Bilgiç, alzaymırın sıklıkla 65 yaş üstündeki kişilerde görüldüğünü ancak tüm hastaların yüzde 5 ila 10’unun da 40-50’li yaşlarda olduğunu dile getirdi.

ALZAYMIR UNUTKANLIKLA KARIŞTIRILMAMALI

Yaşlılarda alzaymırın tipik başlangıcının unutkanlık olduğunu ancak bunun “Buzdolabını açtım ama ne alacaktım?” şeklindeki basit bir dikkatsizliğe bağlı olmadığını belirten Bilgiç, bu hastaların, 3 ay önce gittikleri geziyi hatırlamama, soru sorduğunu unutup tekrar tekrar aynı soruyu sorma gibi yakın geçmişi hatırlamakta zorlandıklarını ifade etti.

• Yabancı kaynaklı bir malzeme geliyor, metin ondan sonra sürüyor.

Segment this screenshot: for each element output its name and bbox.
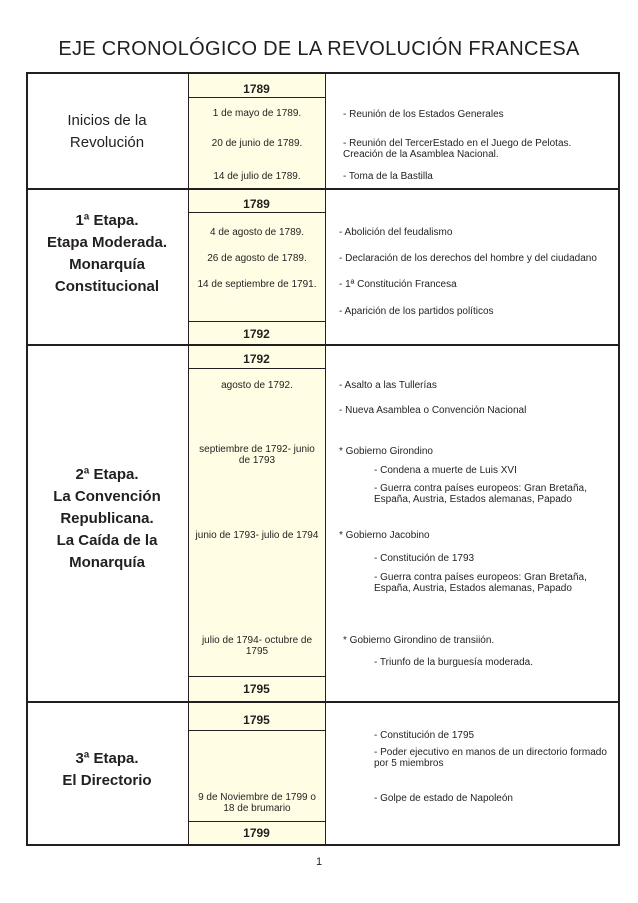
section-divider [26, 344, 620, 346]
stage-label-line: La Caída de la [56, 532, 158, 549]
stage-label-line: La Convención [53, 488, 161, 505]
stage-label-line: Revolución [69, 134, 145, 151]
year-label: 1799 [243, 826, 270, 840]
stage-label-line: Constitucional [54, 278, 160, 295]
event-description: - Poder ejecutivo en manos de un directorio formado [374, 747, 607, 758]
event-description: - Constitución de 1795 [374, 730, 475, 741]
event-description: * Gobierno Girondino [339, 446, 433, 457]
year-separator [188, 212, 325, 213]
event-description: - Toma de la Bastilla [343, 171, 433, 182]
event-description: - Aparición de los partidos políticos [339, 306, 494, 317]
event-description: Creación de la Asamblea Nacional. [343, 149, 499, 160]
stage-label [28, 210, 186, 298]
event-date: de 1793 [238, 455, 276, 466]
event-date: junio de 1793- julio de 1794 [195, 530, 319, 541]
event-date: 1 de mayo de 1789. [212, 108, 302, 119]
year-label: 1795 [243, 682, 270, 696]
event-description: - 1ª Constitución Francesa [339, 279, 457, 290]
section-divider [26, 188, 620, 190]
stage-label-line: 2ª Etapa. [75, 466, 139, 483]
event-description: - Reunión del TercerEstado en el Juego de Pelotas. [343, 138, 572, 149]
stage-label [28, 110, 186, 154]
year-label: 1789 [243, 197, 270, 211]
year-separator [188, 730, 325, 731]
year-separator [188, 97, 325, 98]
event-description: * Gobierno Jacobino [339, 530, 430, 541]
event-description: - Reunión de los Estados Generales [343, 109, 504, 120]
year-label: 1792 [243, 327, 270, 341]
event-description: - Nueva Asamblea o Convención Nacional [339, 405, 527, 416]
event-description: - Abolición del feudalismo [339, 227, 453, 238]
column-divider [325, 74, 326, 844]
event-description: - Constitución de 1793 [374, 553, 475, 564]
year-separator [188, 321, 325, 322]
stage-label-line: Monarquía [69, 554, 145, 571]
stage-label-line: 3ª Etapa. [75, 750, 139, 767]
stage-label-line: Etapa Moderada. [46, 234, 168, 251]
stage-label-line: El Directorio [62, 772, 152, 789]
event-date: 1795 [245, 646, 269, 657]
year-label: 1795 [243, 713, 270, 727]
event-description: - Condena a muerte de Luis XVI [374, 465, 517, 476]
year-label: 1792 [243, 352, 270, 366]
event-description: * Gobierno Girondino de transiión. [343, 635, 495, 646]
stage-label [28, 464, 186, 574]
event-date: 20 de junio de 1789. [211, 138, 303, 149]
event-date: 9 de Noviembre de 1799 o [198, 792, 316, 803]
event-date: 18 de brumario [223, 803, 291, 814]
section-divider [26, 701, 620, 703]
stage-label [28, 748, 186, 792]
event-date: 4 de agosto de 1789. [210, 227, 304, 238]
event-description: España, Austria, Estados alemanas, Papado [374, 583, 572, 594]
year-separator [188, 821, 325, 822]
event-description: - Guerra contra países europeos: Gran Bretaña, [374, 483, 587, 494]
event-date: 14 de septiembre de 1791. [197, 279, 317, 290]
event-description: España, Austria, Estados alemanas, Papado [374, 494, 572, 505]
year-label: 1789 [243, 82, 270, 96]
event-description: - Golpe de estado de Napoleón [374, 793, 513, 804]
event-date: agosto de 1792. [221, 380, 293, 391]
stage-label-line: Inicios de la [67, 112, 147, 129]
event-description: por 5 miembros [374, 758, 444, 769]
event-description: - Triunfo de la burguesía moderada. [374, 657, 533, 668]
page-title: EJE CRONOLÓGICO DE LA REVOLUCIÓN FRANCESA [58, 38, 580, 60]
event-description: - Asalto a las Tullerías [339, 380, 437, 391]
year-separator [188, 368, 325, 369]
page-number: 1 [315, 856, 323, 868]
event-date: julio de 1794- octubre de [201, 635, 313, 646]
event-description: - Declaración de los derechos del hombre y del ciudadano [339, 253, 597, 264]
event-description: - Guerra contra países europeos: Gran Bretaña, [374, 572, 587, 583]
stage-label-line: 1ª Etapa. [75, 212, 139, 229]
event-date: 14 de julio de 1789. [213, 171, 301, 182]
event-date: 26 de agosto de 1789. [207, 253, 307, 264]
event-date: septiembre de 1792- junio [199, 444, 315, 455]
stage-label-line: Monarquía [69, 256, 145, 273]
stage-label-line: Republicana. [60, 510, 154, 527]
year-separator [188, 676, 325, 677]
column-divider [188, 74, 189, 844]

Prof. Dr. Başar Bilgiç, hastalık ilerledikçe yakın dönem denilen unutkanlık sürecinin daha geriye doğru gitmeye başladığına işaret ederek, sözlerini şöyle sürdürdü: “Erken evredeki hastalar 3 ay önceyi hatırlayamazlar ama 40 yıl önceyi iyi hatırlarlar. Ama hastalık ilerledikçe 40 yıl önceyi de hatırlamaları bozuluyor. Buna başka bulgular da ekleniyor. Yön bulma sorunları yaşıyorlar. Problem çözme becerileri azalıyor. Hesaplama yapmakta zorlanıyorlar. Kişilik değişiklikleri, davranış sorunları oluyor. Olmayan şeylerden bahsediyorlar. Yakınlarını hırsızlıkla suçlayabiliyor, onlara kötü davranabiliyor ve saldırabiliyorlar. Ciddi bir depresyon olabiliyor. Hastalık ilerledikçe fiziksel başka sorunlar ekleniyor. Yürümeleri yavaşlıyor, yutmaları bozulabiliyor, konuşmaları gittikçe azalıyor, beslenmeleri bozuluyor. Maalesef ki -7 ile 10 yıl arasında bir ortalama söyleyebilirim- unutkanlıkla başlayan bu süreç yatalaklıkla sonlanıyor.”

ERKEN TANI ÖNEM TAŞIYOR

Aileleri, yaşlı yakınlarındaki unutkanlığa ve bunun ne tür bir unutkanlık olduğuna dikkat etmeleri konusunda uyaran Bilgiç, “Örneğin aynı soruları tekrar tekrar soruyor mu? Aynı konuları tekrar tekrar anlatıyor mu? Bazı insanlar hep aynı soruları sorabilir. O bir davranış paternidir. Dikkat edilmesi gereken şey, yakın döneme ait unutkanlıklar var mı? Alışverişte eksikler var mı? Namaz kılan birinde rekâtlarda sorunlar var mı? Bunlar oldukça önemli yol gösterici bulgular.” diye konuştu.

Alzaymır hastalığında erken tanının önemine dikkati çeken Bilgiç, kanıtlanmış iki tedavi yöntemi bulunduğunu ve bunların, beynin haberci molekülleri denilen nörotransmitterler üzerinden etki eden ilaçlar olduğunu anlattı.

Prof. Dr. Bilgiç, alzaymırda asetilkolin denen haberci molekülün düzeyinin azaldığını ancak tedaviyle bunların yerine konulabildiğini belirterek, şunları kaydetti: “Erken tanı önemli çünkü asetilkolin üzerinden etki eden ilaçlar erken dönemde daha etkili. Bir ilacımız daha var, o da başka bir haberci molekül olan glutamat üzerinden etki ediyor. Bunlar hastalığın gidişatını engelleyen ilaçlar değil. Ama hastaların daha kaliteli bir yaşam sürmesini sağlayan ve bazı semptomlarında geçici de olsa iyileşme yaratan tedaviler. Onun için erken dönemde tanı koymak ve tedaviyi başlatmak önemli.”